Friday, November 24, 2006

A bacon and egg muffin - with onions!

I HEARD a little known story of Welsh history last night: The Aussie invasion of Caernarfon Castle. I am sure this has not been widely recorded, so keen students will no doubt be fascinated.
The story was told by an Aussie called Bob we met around the pool last night. "Where ya from, mate?" he inquired. When I told him that I'd travelled from Cardiff his eyes lit up. "Hey, I've been to Wales," he said.
The visit happened in 1981 when Bob and his wife took their camper van around the principality. When he arrived in the north of the country he decided it would be a good idea to try to drive into Caernarfon Castle. Big mistake. He crashed into a wall and ended up in the moat. It took us all about 10 minutes to stop ourselves laughing.
Met some good people out here. Last night the Kitchen Designer and I spent the evening by the pool knocking back a few cold ones and were joined by Aussie Bob and his mate Graham, who are from Newcastle, New South Wales, and an ageing Devon hippy with long straggly hair, a drop earring and a sunburnt nose, also called Graham. It was nice to actually find some time to relax and shoot the breeze with some interesting characters, and helped us take our mind of the cricket, which has been pretty disastrous as far as England are concerned.
It's led to a lot of Aussie crowing, and though the Barmy Army have tried to keep spirits up it is pretty hard going in the face of adversity.
At the Gabba cricket ground they have a notice that comes up on the scoreboard inviting anyone who feels a supporter in close proximity is causing a nuisance to text a message pointing out the offender. It has led to a number of people being removed from the ground, including the Barmy Army trumpeter who did nothing worse than cause an enjoyable atmosphere with his regular renditions of the Great Escape. Not one for the purists, I guess, but hardly an offence worthy of eviction.
It also got rid of the 10 face-painted Aussie schoolboys behind us who had somehow managed to get the day off to drink weak lager and shout obsenities at the England cricketers.
"Cam on, Harmison, bowl another wide you jerk."
"Harmison you're sh**, you are a liability."
"My mum could bowl better than that, Harmison."
Highly amusing to us English supporters who knew all the time that the guy fielding on the boundary in front of us was actually Matthew Hoggard.
There are plenty of Brits out here and the Gashead away top got plenty of acknowledgement. I met one guy from Frome who claimed to remember me from Gashead games about seven years ago, even though I rarely attended then because I was working in London. Then there was the Bristol Sh*thead who told me the Barmy Army were chanting "Who are you?" in recognition of my Gashead shirt. And then there was the guy who said he was visiting as a guest of the Gasheads largest shareholder.
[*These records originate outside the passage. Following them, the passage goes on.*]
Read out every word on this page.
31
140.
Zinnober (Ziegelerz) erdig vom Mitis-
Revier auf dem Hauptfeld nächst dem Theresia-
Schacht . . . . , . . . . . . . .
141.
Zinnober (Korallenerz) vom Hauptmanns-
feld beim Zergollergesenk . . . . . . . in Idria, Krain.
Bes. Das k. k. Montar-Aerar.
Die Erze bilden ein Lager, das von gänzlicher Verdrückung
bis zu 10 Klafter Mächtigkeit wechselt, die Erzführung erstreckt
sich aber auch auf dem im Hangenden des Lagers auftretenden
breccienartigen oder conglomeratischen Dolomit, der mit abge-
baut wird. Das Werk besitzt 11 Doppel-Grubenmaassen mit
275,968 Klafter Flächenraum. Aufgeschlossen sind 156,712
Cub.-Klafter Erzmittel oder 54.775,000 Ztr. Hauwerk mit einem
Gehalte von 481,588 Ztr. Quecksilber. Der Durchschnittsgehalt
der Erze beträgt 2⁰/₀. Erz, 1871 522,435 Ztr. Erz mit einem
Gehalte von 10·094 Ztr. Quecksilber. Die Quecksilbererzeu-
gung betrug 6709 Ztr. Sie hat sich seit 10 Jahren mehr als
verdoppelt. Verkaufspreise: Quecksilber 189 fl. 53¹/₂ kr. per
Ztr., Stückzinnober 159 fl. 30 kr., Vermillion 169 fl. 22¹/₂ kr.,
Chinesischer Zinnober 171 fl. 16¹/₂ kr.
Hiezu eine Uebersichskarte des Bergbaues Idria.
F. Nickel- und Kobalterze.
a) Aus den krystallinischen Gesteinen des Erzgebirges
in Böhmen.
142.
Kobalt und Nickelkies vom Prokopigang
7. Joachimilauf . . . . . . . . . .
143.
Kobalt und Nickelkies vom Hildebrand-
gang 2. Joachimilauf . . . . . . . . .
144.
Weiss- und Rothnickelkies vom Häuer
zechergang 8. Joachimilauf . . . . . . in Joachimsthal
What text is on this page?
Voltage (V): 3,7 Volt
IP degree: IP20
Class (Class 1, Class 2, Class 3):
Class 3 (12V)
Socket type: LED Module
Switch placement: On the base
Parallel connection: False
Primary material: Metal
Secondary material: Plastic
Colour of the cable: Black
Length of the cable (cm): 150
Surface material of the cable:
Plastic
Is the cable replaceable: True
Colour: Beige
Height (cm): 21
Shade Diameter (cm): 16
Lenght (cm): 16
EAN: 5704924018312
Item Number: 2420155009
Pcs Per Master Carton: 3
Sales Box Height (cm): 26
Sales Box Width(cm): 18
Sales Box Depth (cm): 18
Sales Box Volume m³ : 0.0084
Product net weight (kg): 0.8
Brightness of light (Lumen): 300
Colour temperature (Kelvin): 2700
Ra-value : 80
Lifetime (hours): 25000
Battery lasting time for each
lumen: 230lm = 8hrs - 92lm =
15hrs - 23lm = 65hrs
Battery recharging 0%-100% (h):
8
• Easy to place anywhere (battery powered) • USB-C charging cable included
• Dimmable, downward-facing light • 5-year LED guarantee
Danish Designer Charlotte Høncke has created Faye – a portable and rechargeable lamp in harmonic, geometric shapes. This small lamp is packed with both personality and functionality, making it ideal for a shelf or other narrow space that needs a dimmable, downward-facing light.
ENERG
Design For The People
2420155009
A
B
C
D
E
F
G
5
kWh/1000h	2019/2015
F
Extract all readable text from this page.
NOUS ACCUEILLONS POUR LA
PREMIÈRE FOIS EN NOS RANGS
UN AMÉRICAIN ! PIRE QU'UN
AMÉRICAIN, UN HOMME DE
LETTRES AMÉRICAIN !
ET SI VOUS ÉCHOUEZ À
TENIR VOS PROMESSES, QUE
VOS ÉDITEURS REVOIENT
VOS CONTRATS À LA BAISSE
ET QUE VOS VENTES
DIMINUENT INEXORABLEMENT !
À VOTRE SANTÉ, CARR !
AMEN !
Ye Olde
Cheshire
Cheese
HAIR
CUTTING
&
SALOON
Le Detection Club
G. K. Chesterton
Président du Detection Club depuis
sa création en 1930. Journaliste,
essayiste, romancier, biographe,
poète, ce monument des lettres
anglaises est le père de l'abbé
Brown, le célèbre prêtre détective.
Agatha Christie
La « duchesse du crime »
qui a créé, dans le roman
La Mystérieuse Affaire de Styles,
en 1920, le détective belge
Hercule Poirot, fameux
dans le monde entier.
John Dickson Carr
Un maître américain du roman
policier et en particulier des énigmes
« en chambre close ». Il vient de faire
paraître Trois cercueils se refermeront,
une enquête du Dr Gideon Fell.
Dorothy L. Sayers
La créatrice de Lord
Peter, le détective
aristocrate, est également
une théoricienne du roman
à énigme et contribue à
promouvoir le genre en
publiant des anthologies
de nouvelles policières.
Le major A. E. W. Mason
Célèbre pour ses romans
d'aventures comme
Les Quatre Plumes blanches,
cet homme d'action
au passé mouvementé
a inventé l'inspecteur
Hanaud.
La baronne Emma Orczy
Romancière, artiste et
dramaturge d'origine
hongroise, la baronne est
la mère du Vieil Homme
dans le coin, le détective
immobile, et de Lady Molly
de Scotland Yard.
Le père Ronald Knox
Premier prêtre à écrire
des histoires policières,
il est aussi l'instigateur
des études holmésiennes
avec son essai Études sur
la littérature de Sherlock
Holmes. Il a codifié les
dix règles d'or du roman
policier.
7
Don't know if he was expecting a pat on the back but he got an earful over how the bloke should be spending more money on buying us new players.
Haven't really got into the eating experience as yet. Getting to the ground for a 10am start means a quick breakfast, yesterday morning's was a bacon and egg muffin which also contained onions, then something from one of the snack bars at lunch (Calamari and Chips made a nice change from pie and chips).
Decided to walk back from the ground yesterday and finally succeeded in finding the hotel, but my experience of flip flops is getting no better. I bought some in Dubai and now have a king-sized blister on each toe, plus the fact they regularly slip off when I am walking along. No doubt I will seriously damage something before long.
Added to that I walked almost the entire way to the ground yesterday before realising I actually had my shorts on the wrong way around. Even by my standards, which include wearing two entirely different shoes to work once, that is pretty incredible.
Anyway, off to the game in half an hour. First stop for some plasters and blisteeze at a chemist, I reckon.